With power leadership, you can influence how others act, but it won’t necessarily change what people believe and how committed they are.
Power leadership also tends to centralize power and decision-making to one person.
Instead of working to develop trust in your team and get your team to trust you, you focus on finding external ways to drive performance.
If you rely solely on power leadership, you don’t necessarily try to get feedback from your team. Although, it doesn’t mean you aren’t willing to listen when it comes your way.
Power relies heavily on forcing team members to do something through the use of threats, whether they’re implied or explicit. Intimidation is achieved by creating the belief that if an employee does not comply, they will face punishment whether that means being fired, losing out on a promotion or being berated in a public space. This kind of negative leadership can create the feeling amongst team members that they have no choice but to do things a certain way.

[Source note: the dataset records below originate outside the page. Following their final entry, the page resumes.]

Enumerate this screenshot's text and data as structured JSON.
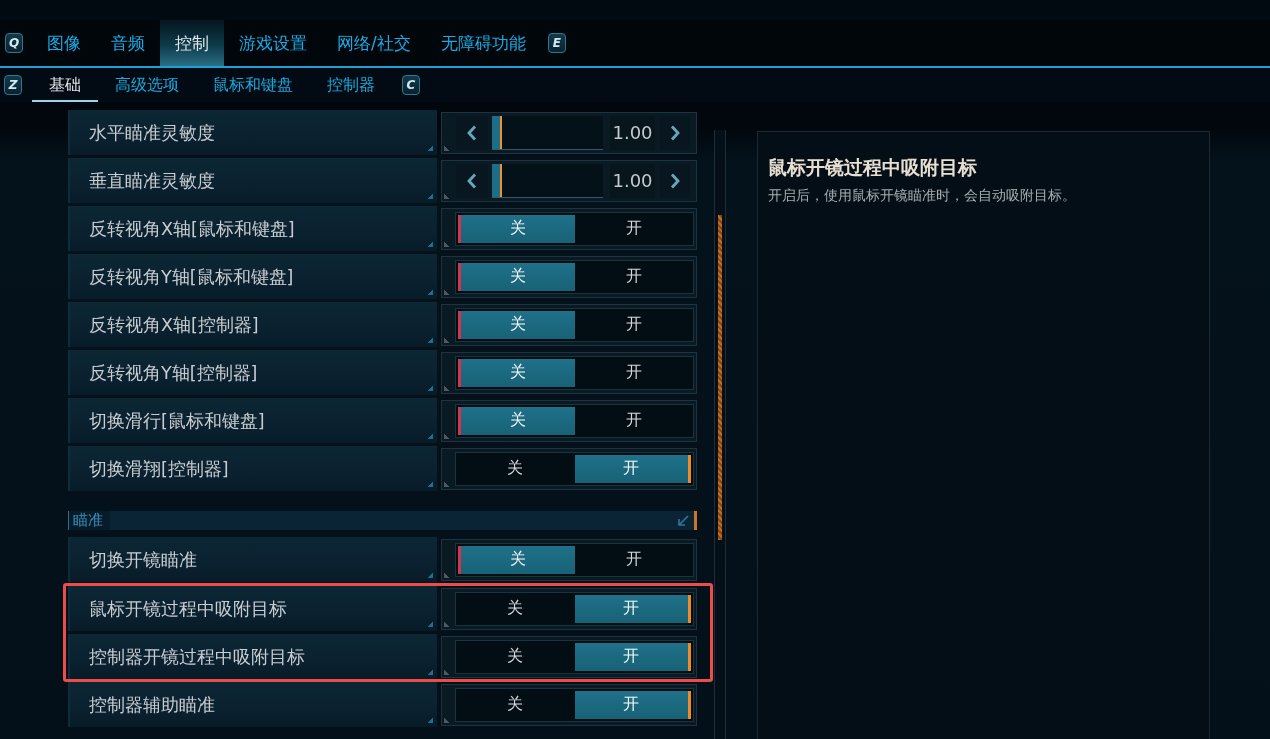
{
  "main_tabs": {
    "prev_key": "Q",
    "items": [
      {
        "label": "图像",
        "selected": false
      },
      {
        "label": "音频",
        "selected": false
      },
      {
        "label": "控制",
        "selected": true
      },
      {
        "label": "游戏设置",
        "selected": false
      },
      {
        "label": "网络/社交",
        "selected": false
      },
      {
        "label": "无障碍功能",
        "selected": false
      }
    ],
    "next_key": "E"
  },
  "sub_tabs": {
    "prev_key": "Z",
    "items": [
      {
        "label": "基础",
        "selected": true
      },
      {
        "label": "高级选项",
        "selected": false
      },
      {
        "label": "鼠标和键盘",
        "selected": false
      },
      {
        "label": "控制器",
        "selected": false
      }
    ],
    "next_key": "C"
  },
  "settings": [
    {
      "kind": "slider",
      "label": "水平瞄准灵敏度",
      "level": 0.09,
      "value": "1.00"
    },
    {
      "kind": "slider",
      "label": "垂直瞄准灵敏度",
      "level": 0.09,
      "value": "1.00"
    },
    {
      "kind": "toggle",
      "label": "反转视角X轴[鼠标和键盘]",
      "options": [
        {
          "label": "关",
          "selected": true
        },
        {
          "label": "开",
          "selected": false
        }
      ]
    },
    {
      "kind": "toggle",
      "label": "反转视角Y轴[鼠标和键盘]",
      "options": [
        {
          "label": "关",
          "selected": true
        },
        {
          "label": "开",
          "selected": false
        }
      ]
    },
    {
      "kind": "toggle",
      "label": "反转视角X轴[控制器]",
      "options": [
        {
          "label": "关",
          "selected": true
        },
        {
          "label": "开",
          "selected": false
        }
      ]
    },
    {
      "kind": "toggle",
      "label": "反转视角Y轴[控制器]",
      "options": [
        {
          "label": "关",
          "selected": true
        },
        {
          "label": "开",
          "selected": false
        }
      ]
    },
    {
      "kind": "toggle",
      "label": "切换滑行[鼠标和键盘]",
      "options": [
        {
          "label": "关",
          "selected": true
        },
        {
          "label": "开",
          "selected": false
        }
      ]
    },
    {
      "kind": "toggle",
      "label": "切换滑翔[控制器]",
      "options": [
        {
          "label": "关",
          "selected": false
        },
        {
          "label": "开",
          "selected": true
        }
      ]
    },
    {
      "kind": "section",
      "label": "瞄准"
    },
    {
      "kind": "toggle",
      "label": "切换开镜瞄准",
      "options": [
        {
          "label": "关",
          "selected": true
        },
        {
          "label": "开",
          "selected": false
        }
      ]
    },
    {
      "kind": "highlight_frame",
      "rows": [
        {
          "kind": "toggle",
          "label": "鼠标开镜过程中吸附目标",
          "options": [
            {
              "label": "关",
              "selected": false
            },
            {
              "label": "开",
              "selected": true
            }
          ]
        },
        {
          "kind": "toggle",
          "label": "控制器开镜过程中吸附目标",
          "options": [
            {
              "label": "关",
              "selected": false
            },
            {
              "label": "开",
              "selected": true
            }
          ]
        }
      ]
    },
    {
      "kind": "toggle",
      "label": "控制器辅助瞄准",
      "options": [
        {
          "label": "关",
          "selected": false
        },
        {
          "label": "开",
          "selected": true
        }
      ]
    }
  ],
  "detail": {
    "title": "鼠标开镜过程中吸附目标",
    "description": "开启后，使用鼠标开镜瞄准时，会自动吸附目标。"
  }
}
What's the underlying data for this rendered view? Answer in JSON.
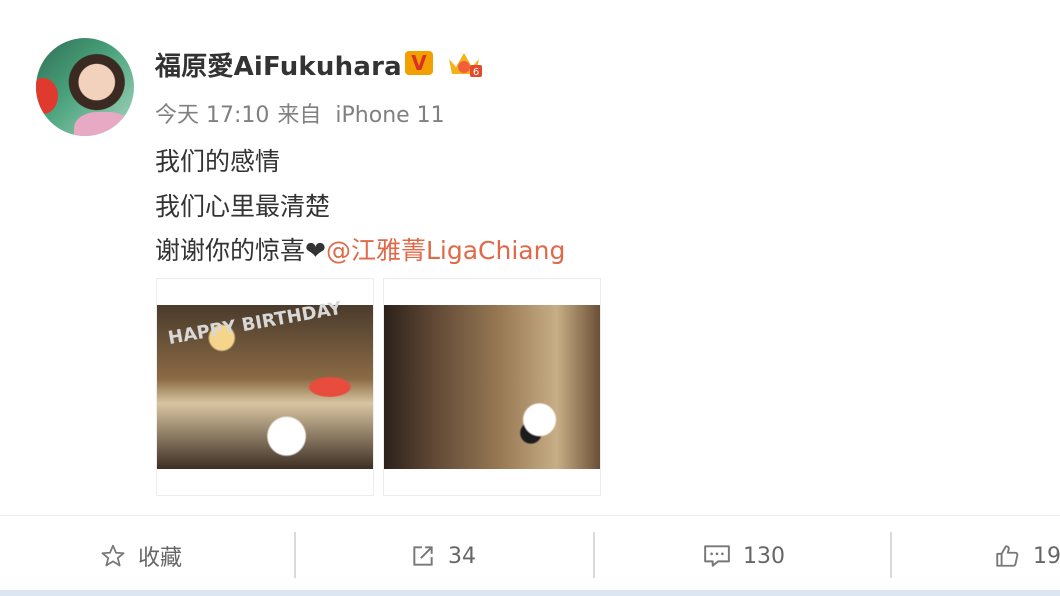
{
  "post": {
    "username": "福原愛AiFukuhara",
    "verified_badge": "V",
    "meta": {
      "time": "今天 17:10",
      "source_prefix": "来自",
      "device": "iPhone 11"
    },
    "lines": [
      "我们的感情",
      "我们心里最清楚"
    ],
    "line3_text": "谢谢你的惊喜",
    "heart": "❤",
    "mention": "@江雅菁LigaChiang",
    "photos": [
      {
        "banner_text": "HAPPY BIRTHDAY"
      },
      {
        "banner_text": ""
      }
    ]
  },
  "actions": {
    "favorite_label": "收藏",
    "repost_count": "34",
    "comment_count": "130",
    "like_count": "19"
  },
  "icons": [
    "avatar",
    "verified-v-icon",
    "member-crown-icon",
    "star-icon",
    "repost-icon",
    "comment-icon",
    "like-icon"
  ],
  "colors": {
    "mention": "#e0694a",
    "verified_badge": "#f2a000",
    "meta_text": "#808080"
  }
}
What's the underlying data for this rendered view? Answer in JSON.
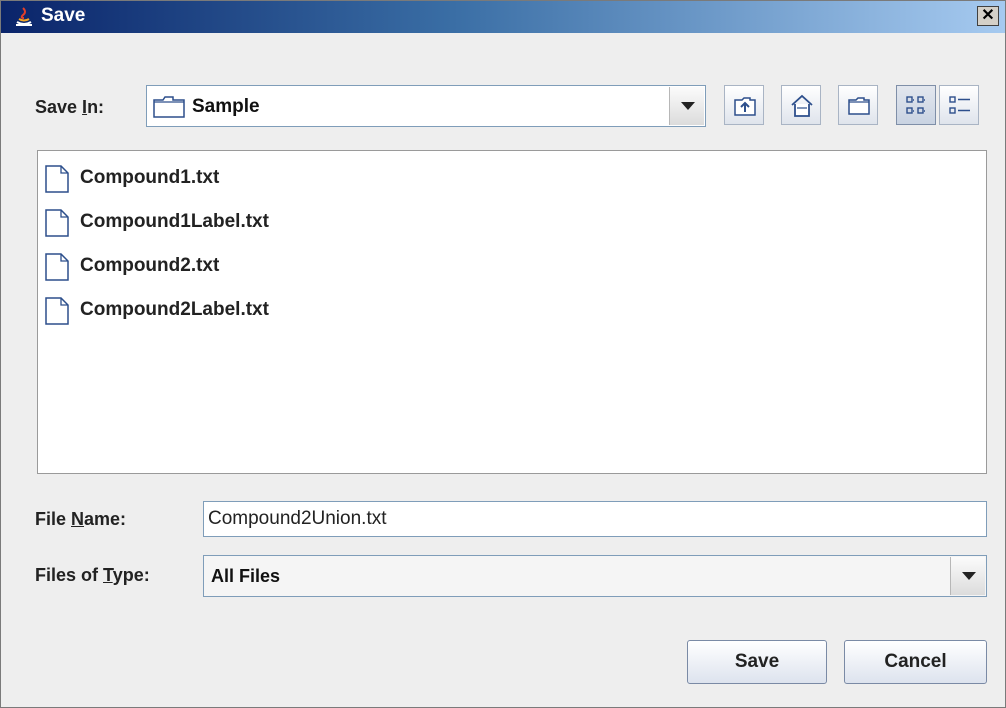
{
  "window": {
    "title": "Save",
    "close_glyph": "✕"
  },
  "save_in": {
    "label_pre": "Save ",
    "label_mnemonic": "I",
    "label_post": "n:",
    "value": "Sample",
    "icon": "folder-icon"
  },
  "toolbar": {
    "buttons": [
      {
        "name": "up-one-level",
        "icon": "up-folder-icon"
      },
      {
        "name": "home",
        "icon": "home-icon"
      },
      {
        "name": "new-folder",
        "icon": "new-folder-icon"
      },
      {
        "name": "list-view",
        "icon": "list-view-icon"
      },
      {
        "name": "details-view",
        "icon": "details-view-icon"
      }
    ]
  },
  "files": [
    {
      "name": "Compound1.txt",
      "icon": "file-icon"
    },
    {
      "name": "Compound1Label.txt",
      "icon": "file-icon"
    },
    {
      "name": "Compound2.txt",
      "icon": "file-icon"
    },
    {
      "name": "Compound2Label.txt",
      "icon": "file-icon"
    }
  ],
  "file_name": {
    "label_pre": "File ",
    "label_mnemonic": "N",
    "label_post": "ame:",
    "value": "Compound2Union.txt"
  },
  "file_type": {
    "label_pre": "Files of ",
    "label_mnemonic": "T",
    "label_post": "ype:",
    "value": "All Files"
  },
  "buttons": {
    "save": "Save",
    "cancel": "Cancel"
  },
  "colors": {
    "titlebar_start": "#0a246a",
    "titlebar_end": "#a6caf0",
    "background": "#eeeeee"
  }
}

Power remains in the hands of one person, or a small group. This independent approach to leadership means that the team is not consulted during the decision-making process, and are often micromanaged to ensure that the leader’s methods are upheld. This undemocratic response to leadership removes a sense of responsibility from the team, decreasing morale.
Influence leadership
Influence leadership is having an impact on the beliefs and actions of the people you are leading.
You notice how the people you lead become motivated and committed, and you use what you know to generate positive results.
Influence leadership in management is based on two-way trust with the people you lead. 59% of leaders consider employee feedback a high priority, and building this trust can help make way for this feedback.
As an influential leader, this means you are not only open to receiving constructive feedback, but actively encourage it. You understand that feedback is necessary to improve the wellness of the entire team and help you improve as a leader.
Influence understands that teamwork is a dependent process: the team is dependent on their leader for guidance and the leader is dependent on employees to produce excellent work. As a result, there is a shift from autocratic decision-making to an emphasis on transparency and getting the team involved at various stages of a project’s inception. This approach means that team members feel valued, and as a result, produce work that reflects that.
Influence leads to an entirely voluntary approach to completing work. Through the use of positive affirmations and encouragement, influence results in the team feeling that they have a choice in both the work they’re required to complete as well as the means they take to get it done. Threats are traded in for persuasion and negotiation to allow employees more control over the work they’re doing.